Published November 05, 2009 10:47 pm - As the U.S. House prepares for a historic vote this weekend on health care, Missouri’s political leaders are wrestling with a health care crisis of their own. The state is broke, but at the same time tens of thousands of residents have fallen into the ranks of the uninsured and are relying on the state’s program. Legislators said they are not sure what direction to take the program as they await federal decisions.
Finding prescription to rescue Medicaid state’s big challenge
By Andy Ostmeyer
aostmeyer@joplinglobe.com
As the U.S. House prepares for a historic vote this weekend on health care, Missouri’s political leaders are wrestling with a health care crisis of their own.
The state is broke, but at the same time tens of thousands of residents have fallen into the ranks of the uninsured and are relying on the state’s program. Legislators said they are not sure what direction to take the program as they await federal decisions.

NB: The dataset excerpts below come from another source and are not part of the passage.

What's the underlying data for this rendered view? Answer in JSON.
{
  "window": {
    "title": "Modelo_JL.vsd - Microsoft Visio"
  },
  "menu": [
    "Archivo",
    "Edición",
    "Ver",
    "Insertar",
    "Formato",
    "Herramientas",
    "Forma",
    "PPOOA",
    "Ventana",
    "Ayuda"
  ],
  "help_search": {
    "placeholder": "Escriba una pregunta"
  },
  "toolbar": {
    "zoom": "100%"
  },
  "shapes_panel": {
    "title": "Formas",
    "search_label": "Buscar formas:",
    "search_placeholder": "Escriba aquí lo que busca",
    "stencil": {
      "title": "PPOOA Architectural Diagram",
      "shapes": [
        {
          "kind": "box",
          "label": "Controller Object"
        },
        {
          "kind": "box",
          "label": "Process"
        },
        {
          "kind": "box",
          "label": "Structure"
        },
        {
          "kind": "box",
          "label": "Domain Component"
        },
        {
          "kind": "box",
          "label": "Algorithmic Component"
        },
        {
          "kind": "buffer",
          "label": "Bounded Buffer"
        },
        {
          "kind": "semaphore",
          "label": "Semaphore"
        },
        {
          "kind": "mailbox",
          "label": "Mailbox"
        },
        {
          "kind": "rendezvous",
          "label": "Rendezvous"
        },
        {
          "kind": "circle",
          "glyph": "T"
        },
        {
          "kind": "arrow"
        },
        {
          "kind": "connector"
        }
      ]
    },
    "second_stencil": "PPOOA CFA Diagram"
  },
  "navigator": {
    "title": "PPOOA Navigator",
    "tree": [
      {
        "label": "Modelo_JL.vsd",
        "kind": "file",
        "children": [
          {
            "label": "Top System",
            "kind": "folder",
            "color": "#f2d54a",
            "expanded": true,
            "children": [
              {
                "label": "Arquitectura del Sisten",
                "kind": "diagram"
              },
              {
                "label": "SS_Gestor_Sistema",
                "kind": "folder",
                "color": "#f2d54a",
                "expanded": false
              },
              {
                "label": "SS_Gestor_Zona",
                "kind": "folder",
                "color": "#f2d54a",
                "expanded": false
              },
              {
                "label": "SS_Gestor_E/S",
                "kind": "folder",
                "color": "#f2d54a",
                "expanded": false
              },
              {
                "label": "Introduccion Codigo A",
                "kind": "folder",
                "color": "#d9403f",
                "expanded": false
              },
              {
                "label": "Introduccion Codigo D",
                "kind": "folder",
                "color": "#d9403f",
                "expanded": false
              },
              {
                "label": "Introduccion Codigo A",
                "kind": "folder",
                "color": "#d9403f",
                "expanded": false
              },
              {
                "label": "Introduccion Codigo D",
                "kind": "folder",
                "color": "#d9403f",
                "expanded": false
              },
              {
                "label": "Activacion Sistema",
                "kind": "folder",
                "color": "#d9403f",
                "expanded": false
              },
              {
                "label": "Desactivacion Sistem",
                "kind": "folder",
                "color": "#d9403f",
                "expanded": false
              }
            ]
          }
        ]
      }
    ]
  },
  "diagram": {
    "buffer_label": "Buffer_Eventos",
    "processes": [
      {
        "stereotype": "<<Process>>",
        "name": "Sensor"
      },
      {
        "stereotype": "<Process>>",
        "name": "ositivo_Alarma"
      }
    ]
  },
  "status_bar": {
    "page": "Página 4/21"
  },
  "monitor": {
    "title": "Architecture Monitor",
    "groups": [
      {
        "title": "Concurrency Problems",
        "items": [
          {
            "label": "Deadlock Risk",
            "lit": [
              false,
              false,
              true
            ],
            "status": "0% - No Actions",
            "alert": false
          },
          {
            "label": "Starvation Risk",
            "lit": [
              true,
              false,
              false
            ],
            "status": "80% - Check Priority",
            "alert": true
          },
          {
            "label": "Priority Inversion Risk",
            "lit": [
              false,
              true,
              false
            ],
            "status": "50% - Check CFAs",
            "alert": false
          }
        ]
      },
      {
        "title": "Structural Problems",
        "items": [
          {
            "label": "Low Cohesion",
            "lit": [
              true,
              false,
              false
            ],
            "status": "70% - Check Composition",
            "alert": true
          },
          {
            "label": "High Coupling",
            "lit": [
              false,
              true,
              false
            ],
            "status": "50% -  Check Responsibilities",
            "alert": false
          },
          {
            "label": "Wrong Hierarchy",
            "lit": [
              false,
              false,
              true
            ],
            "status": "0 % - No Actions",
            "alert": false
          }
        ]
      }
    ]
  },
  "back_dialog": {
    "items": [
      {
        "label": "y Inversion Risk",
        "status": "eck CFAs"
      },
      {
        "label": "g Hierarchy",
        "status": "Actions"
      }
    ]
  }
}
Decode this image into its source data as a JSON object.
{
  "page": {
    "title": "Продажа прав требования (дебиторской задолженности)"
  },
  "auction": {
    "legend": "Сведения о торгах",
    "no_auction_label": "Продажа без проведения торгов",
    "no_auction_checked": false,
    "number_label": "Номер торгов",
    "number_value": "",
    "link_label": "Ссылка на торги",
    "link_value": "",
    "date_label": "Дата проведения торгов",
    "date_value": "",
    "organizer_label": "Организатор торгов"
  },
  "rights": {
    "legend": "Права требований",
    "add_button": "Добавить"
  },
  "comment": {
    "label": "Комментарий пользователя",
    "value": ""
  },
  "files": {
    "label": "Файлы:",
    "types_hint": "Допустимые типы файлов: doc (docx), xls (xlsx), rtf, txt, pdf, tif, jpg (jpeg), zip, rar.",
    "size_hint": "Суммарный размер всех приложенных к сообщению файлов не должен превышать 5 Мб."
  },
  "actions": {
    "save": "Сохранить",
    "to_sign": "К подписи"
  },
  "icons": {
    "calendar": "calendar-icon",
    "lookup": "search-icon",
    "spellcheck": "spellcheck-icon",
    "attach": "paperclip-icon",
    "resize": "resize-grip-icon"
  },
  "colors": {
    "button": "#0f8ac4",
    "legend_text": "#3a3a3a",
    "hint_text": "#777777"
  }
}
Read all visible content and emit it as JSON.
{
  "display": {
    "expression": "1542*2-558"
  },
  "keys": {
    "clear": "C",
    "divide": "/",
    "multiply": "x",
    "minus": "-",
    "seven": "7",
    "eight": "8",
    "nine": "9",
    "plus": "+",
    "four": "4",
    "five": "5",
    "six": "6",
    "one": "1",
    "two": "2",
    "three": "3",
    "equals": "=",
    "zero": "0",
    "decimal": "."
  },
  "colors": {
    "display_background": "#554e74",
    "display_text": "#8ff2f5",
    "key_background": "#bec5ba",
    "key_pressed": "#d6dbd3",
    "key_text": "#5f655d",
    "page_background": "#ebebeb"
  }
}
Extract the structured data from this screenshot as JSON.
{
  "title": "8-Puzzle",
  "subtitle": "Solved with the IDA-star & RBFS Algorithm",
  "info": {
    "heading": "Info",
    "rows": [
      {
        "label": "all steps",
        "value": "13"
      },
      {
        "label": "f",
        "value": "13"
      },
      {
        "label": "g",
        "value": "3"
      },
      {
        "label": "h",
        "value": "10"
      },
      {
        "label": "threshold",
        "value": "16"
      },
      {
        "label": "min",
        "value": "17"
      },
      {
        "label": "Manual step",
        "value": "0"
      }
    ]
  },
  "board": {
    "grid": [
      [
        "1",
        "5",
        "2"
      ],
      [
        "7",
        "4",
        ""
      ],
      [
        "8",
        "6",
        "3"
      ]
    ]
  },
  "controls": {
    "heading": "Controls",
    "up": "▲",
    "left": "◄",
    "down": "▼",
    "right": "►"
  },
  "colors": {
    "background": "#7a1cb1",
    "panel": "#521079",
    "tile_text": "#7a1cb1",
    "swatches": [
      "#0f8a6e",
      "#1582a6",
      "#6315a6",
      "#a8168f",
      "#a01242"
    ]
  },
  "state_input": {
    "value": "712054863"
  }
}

“It is hard to know where to go,” said Rep. Ron Richard, R-Joplin, speaker of the Missouri House.
Budget bust
Last fiscal year, the state budget had “negative growth” of 7 percent, said Mike Schwartz, budget and policy analyst for Rep. Allen Icet, R-Wildwood, the House Budget Committee chairman. To date for this year, the state is 10 percent in the red, which means the Missouri budget will be off by hundreds of millions of dollars. No one is sure exactly what to expect.
Last week, Gov. Jay Nixon cut $204 million in state spending, which wiped out 700 full-time and part-time jobs. That’s on top of $430 million he cut this summer.
Asked if that was going to be enough to balance the budget, Jack Cardetti, spokesman for Nixon, said: “As of right now, that’s the number we feel comfortable with.”
Whether that’s enough will be determined by future income and sales tax revenue, but Richard said that if more cuts are needed, Medicaid is one of the few places with a budget big enough to make a dent.
“If you’re going to decide to cut something, you got to go to prisons, Medicaid or education,” he said.
Nixon’s latest $204 million cut included $32 million in Medicaid cuts. Linda Luebbering, the state’s budget director, said it is too soon to know specifics, but the possibilities include reducing payments to providers and putting more emphasis on generic drugs.
Missouri’s Medicaid budget is around $6 billion annually, using fiscal 2009 totals. The state pumped in more than $1 billion last year; the federal government provided nearly $3 billion; and the rest came from other sources, including taxes on certain providers such as hospitals and pharmacies, and from tobacco money.
Schwartz said education has such a strong constituency that cutting there is tough. Besides, there are state constitutional mandates on education funding.
Likewise, there are limits on what the state can cut with regard to Medicaid, as well as political considerations. Part of the fine print that came with all that federal stimulus money was a promise that the states would not tighten eligibility guidelines for Medicaid recipients, Schwartz said.